Après 2 opérations similaires, la Fondation Bahia a heureusement pris le relais pour ce type d’assistance. L’association Hôpital Propre animée par Mme Myriam Mahamoudou s’attelle depuis deux ans à la tâche titanesque de la propreté d’El Maarouf. Depuis plus de 2 ans la collecte des prélèvements et leur envoi pour analyse anatomopathologique au CHU  de la Réunion, est assurée par l’Union Comorienne contre le cancer (UCCC). Les prélèvements des 3 îles sont centralisés à El Maarouf. Mouhtar Midiladji, un  jeune de Magudju, assure bénévolement ce travail discret qui sauve des vies  humaines. Seuls les frais de transport Moroni-Hahaya-Moroni sont couverts. Air Austral assurant gratuitement le transport aérien.

Ces exemples ne plaident pas pour la mise à l’écart de l’état. Bien au contraire. Le rôle de la société civile et des citoyens avertis est de contribuer à construire par des actions  citoyennes et professionnelles, un état soucieux du bien commun, efficace et efficient, transparent, respectueux  des lois et protecteur des plus faibles.

Dans des pays comme le nôtre, l’une des manières les plus effectives de faire bouger l’état consiste à démontrer dans la pratique, par des initiatives de la société civile, la faisabilité des activités et réformes prônées. La société civile ne se substitue pas à l’état, ne cherche pas à tirer avantage de sa faiblesse. Elle sensibilise, inspire, initie, démontre, éduque, entraîne et complète l’action de l’état.  Elle mène des actions de levier pour amener l’état à remplir ses obligations. Elle réagit face à l’urgence quand la lourdeur de l’état menace la sécurité de la population.

C’est le cas pour le centre de dialyse. Il est urgent de révéler sa situation précaire au public et placer les décideurs du pays face à leurs responsabilités.  Je suggère que M. Assoumani Abdou, si possible en compagnie de membres du forum qui se sentent concernés et disponibles,  prenne contact avec le Dr Moundhirou pour s’informer de la situation. M. Assoumani Abdou jouit d’une bonne réputation   et obtiendra plus facilement des autorités exerçant la tutelle technique et celles de la tutelle financière les informations permettant d’établir un état des lieux réaliste du centre et d’avancer des propositions pour son avenir.
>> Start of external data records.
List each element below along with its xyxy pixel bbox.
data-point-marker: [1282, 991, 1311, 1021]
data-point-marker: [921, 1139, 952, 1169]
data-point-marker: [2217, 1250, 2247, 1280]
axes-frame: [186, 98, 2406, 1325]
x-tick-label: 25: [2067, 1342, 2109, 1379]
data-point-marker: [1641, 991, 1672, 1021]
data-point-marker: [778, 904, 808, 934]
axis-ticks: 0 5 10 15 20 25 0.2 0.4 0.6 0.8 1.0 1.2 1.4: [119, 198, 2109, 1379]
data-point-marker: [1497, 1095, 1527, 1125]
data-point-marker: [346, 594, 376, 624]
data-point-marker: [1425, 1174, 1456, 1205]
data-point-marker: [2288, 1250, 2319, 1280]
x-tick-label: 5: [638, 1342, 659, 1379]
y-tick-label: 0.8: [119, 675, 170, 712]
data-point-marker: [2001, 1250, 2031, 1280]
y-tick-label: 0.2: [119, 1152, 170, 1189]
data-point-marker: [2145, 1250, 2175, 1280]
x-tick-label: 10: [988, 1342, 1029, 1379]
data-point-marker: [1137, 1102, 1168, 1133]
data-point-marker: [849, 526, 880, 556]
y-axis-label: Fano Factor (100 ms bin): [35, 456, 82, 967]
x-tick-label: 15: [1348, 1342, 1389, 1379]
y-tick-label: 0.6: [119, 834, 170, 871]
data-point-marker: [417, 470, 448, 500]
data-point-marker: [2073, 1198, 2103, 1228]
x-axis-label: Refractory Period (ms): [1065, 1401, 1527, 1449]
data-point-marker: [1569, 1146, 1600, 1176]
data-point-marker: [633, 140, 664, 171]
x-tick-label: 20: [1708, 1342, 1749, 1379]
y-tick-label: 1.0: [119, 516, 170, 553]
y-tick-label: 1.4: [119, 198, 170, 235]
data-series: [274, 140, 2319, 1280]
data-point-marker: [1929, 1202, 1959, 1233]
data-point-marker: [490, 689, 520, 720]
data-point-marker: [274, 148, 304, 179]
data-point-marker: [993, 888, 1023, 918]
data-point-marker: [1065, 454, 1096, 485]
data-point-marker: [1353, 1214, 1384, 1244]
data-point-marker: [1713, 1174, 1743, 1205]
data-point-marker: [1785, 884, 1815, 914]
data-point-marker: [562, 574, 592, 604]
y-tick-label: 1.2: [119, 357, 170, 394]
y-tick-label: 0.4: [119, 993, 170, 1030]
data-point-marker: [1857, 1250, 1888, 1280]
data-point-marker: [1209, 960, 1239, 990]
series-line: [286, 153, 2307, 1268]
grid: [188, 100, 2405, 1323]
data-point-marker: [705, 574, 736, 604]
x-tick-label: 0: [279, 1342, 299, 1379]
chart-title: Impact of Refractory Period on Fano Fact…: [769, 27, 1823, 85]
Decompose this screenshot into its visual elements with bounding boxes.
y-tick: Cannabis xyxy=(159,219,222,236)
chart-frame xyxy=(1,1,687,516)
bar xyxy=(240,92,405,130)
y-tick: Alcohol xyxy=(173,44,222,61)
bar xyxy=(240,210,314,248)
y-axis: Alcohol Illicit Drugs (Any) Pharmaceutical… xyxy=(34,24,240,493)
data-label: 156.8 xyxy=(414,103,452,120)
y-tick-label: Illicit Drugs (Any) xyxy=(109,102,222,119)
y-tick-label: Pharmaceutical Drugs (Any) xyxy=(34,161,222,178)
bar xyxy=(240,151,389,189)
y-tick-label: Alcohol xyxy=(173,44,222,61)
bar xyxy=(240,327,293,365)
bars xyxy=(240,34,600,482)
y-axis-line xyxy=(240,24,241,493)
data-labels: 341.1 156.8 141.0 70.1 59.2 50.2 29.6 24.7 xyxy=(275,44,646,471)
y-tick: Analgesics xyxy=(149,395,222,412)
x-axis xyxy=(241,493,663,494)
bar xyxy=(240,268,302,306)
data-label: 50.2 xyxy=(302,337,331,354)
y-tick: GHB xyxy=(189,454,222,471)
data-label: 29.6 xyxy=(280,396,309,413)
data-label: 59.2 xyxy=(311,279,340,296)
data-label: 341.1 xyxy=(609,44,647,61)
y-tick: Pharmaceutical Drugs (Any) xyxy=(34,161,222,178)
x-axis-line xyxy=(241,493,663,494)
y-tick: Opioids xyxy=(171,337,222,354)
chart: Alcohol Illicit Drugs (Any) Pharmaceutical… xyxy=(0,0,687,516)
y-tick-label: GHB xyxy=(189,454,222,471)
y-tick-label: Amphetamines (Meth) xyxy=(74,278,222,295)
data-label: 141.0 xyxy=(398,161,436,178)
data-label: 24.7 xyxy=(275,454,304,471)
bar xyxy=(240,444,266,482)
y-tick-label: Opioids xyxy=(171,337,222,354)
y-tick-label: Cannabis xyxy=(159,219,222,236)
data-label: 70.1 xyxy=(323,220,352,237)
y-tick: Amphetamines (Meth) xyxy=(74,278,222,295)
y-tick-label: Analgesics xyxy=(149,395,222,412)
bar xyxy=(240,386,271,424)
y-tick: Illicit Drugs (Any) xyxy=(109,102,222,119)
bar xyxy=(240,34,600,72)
Comme l’a affirmé avec force le Dr Anssoufouddine : je pense qu’il pourrait être envisageable pour l’Etat de venir en assistance à ces 20 patients , car c’est d’une question de vie ou de mort qu’il s’agit en matière de dialyse, ces malades ne peuvent pas tenir une semaine sans dialyse. Ensuite pour l’avenir, il est incontournable que le pays puisse trouve des moyens de financement alternatives à ces malades.

Assoumany Aboudou a avancé des propositions : « Est-il trop tard d’instaurer un montant à verser (qui reste à définir) dans un compte bloqué, intitulé « centre de dialyse », pour tout malade admis dans ce centre?  Ce montant ne serait pas utilisable tant que le centre bénéficie de dons de bienfaiteurs tout en continuant à rechercher d’autres sources de financement, ainsi le jour où l’ONG égyptienne arrêterait son concours financier le centre pourrait continuer à fonctionner nous faire vivre encore quelque temps.Réfléchissons-y car demain se prépare aujourd’hui!! »

Serait-ce rêver que de trouver 2 – 3 personnes dans ou à travers  ce forum pour chercher le dialogue avec les autorités et discuter de solutions ?

ABOUDOU Assoumany : « Bonjour et merci pour cet arbitrage. Permettez que je vous transmette les coordonnées de Monsieur Abdallah MHOMA président de la MCF (Mutuelle des Comoriens de France) à Marseille qui travaille dans la santé en partenariat avec une association qui s’appelle ESAD et d’autres. Monsieur Mhoma que je ne connais pas personnellement mais que je viens de contacter par l’intermédiaire de la présidente de ESAD une dame très dynamique dans le mouvement associatif en France avec des comoriens également. Nous devons élargir les contacts pour éviter une catastrophe! »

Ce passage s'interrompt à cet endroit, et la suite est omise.